High dust production rates exceeding known WC systems

Mid-IR variability linked to dust-formation episodes

Efficient dust formation feasible in low-metallicity environments

Abstract

We present Spitzer/IRAC observations of dust formation from six extragalactic carbon-rich Wolf-Rayet (WC) binary candidates in low-metallicity (Z $\lesssim0.65$ Z$_\odot$) environments using multi-epoch mid-infrared (IR) imaging data from the SPitzer InfraRed Intensive Transients Survey (SPIRITS). Optical follow-up spectroscopy of SPIRITS~16ln, 19q, 16df, 18hb, and 14apu reveals emission features from C IV $\lambda5801\text{-}12$~and/or the C III-IV $\lambda4650$ He II $\lambda4686$~blend that are consistent with early-type WC stars. We identify SPIRITS~16ln as the variable mid-IR counterpart of the recently discovered colliding-wind WC4+O binary candidate, N604-WRXc, located in the sub-solar metallicity NGC 604 H II~region in M33. We interpret the mid-IR variability from SPIRITS~16ln as a dust-formation episode in an eccentric colliding-wind WC binary.

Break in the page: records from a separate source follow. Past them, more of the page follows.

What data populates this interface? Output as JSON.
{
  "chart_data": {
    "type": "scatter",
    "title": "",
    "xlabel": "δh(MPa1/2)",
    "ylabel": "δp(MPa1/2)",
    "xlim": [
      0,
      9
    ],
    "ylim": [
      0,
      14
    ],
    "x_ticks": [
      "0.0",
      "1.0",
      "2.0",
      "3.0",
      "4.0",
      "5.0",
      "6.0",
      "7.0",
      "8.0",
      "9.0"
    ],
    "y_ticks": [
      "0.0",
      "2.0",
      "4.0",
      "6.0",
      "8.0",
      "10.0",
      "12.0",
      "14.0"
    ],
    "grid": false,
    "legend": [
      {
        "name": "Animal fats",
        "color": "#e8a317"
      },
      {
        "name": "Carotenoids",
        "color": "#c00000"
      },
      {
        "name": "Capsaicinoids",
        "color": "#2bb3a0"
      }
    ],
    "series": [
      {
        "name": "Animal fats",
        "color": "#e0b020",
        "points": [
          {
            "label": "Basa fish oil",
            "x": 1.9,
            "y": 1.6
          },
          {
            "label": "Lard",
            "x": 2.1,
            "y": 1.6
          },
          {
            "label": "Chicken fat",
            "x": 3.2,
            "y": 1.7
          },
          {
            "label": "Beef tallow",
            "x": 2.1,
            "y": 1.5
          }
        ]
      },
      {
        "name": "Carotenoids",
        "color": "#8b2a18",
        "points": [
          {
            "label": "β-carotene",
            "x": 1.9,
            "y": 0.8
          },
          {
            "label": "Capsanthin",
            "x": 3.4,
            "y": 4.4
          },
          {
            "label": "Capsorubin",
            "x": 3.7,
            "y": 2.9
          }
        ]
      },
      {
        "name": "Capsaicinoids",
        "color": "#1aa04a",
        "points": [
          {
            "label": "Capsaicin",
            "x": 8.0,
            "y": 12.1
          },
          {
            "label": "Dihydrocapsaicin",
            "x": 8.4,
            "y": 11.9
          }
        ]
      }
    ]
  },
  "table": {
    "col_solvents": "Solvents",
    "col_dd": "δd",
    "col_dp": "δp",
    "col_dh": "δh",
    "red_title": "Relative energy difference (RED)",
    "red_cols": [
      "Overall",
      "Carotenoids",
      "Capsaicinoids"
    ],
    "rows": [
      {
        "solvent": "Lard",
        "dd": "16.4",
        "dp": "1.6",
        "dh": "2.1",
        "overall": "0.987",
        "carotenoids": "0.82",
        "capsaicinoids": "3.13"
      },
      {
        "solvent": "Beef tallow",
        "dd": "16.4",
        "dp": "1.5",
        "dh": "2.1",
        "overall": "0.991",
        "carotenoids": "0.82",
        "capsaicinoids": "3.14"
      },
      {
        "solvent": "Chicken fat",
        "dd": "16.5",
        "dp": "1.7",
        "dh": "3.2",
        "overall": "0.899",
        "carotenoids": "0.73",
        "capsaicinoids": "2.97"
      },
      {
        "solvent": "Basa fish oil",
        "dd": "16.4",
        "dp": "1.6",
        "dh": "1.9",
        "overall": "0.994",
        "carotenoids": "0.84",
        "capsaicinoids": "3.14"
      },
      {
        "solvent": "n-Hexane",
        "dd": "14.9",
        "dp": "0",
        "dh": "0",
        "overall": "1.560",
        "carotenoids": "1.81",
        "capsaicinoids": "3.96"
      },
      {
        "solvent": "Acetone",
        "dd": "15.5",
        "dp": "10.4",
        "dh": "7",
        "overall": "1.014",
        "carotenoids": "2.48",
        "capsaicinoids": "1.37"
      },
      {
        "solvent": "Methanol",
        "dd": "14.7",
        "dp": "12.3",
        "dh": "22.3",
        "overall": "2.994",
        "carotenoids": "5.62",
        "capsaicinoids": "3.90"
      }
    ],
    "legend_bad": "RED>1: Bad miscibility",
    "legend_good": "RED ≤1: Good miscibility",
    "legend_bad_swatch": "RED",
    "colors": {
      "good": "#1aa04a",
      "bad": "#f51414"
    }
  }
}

SPIRITS~19q, 16df, 14apu, and 18hb exhibit absolute [3.6] magnitudes exceeding one of most IR-luminous dust-forming WC systems known, WR~104 (M$_\mathrm{[3.6]}\lesssim-12.3$). An analysis of dust formation in the mid-IR outburst from SPIRITS~19q reveals a high dust production rate of $\dot{M}_d\gtrsim2\times10^{-6}$ M$_\odot$ yr$^{-1}$, which may therefore exceed that of the most efficient dust-forming WC systems known. We demonstrate that efficient dust-formation is feasible from early-type WC binaries in the theoretical framework of colliding-wind binary dust formation if the systems host an O-type companion with a high mass-loss rate ($\dot{M}\gtrsim1.6\times10^{-6}$ M$_\odot$ yr$^{-1}$). This efficient dust-formation from early-type WC binaries highlights their potential role as significant sources of dust in low-metallicity environments.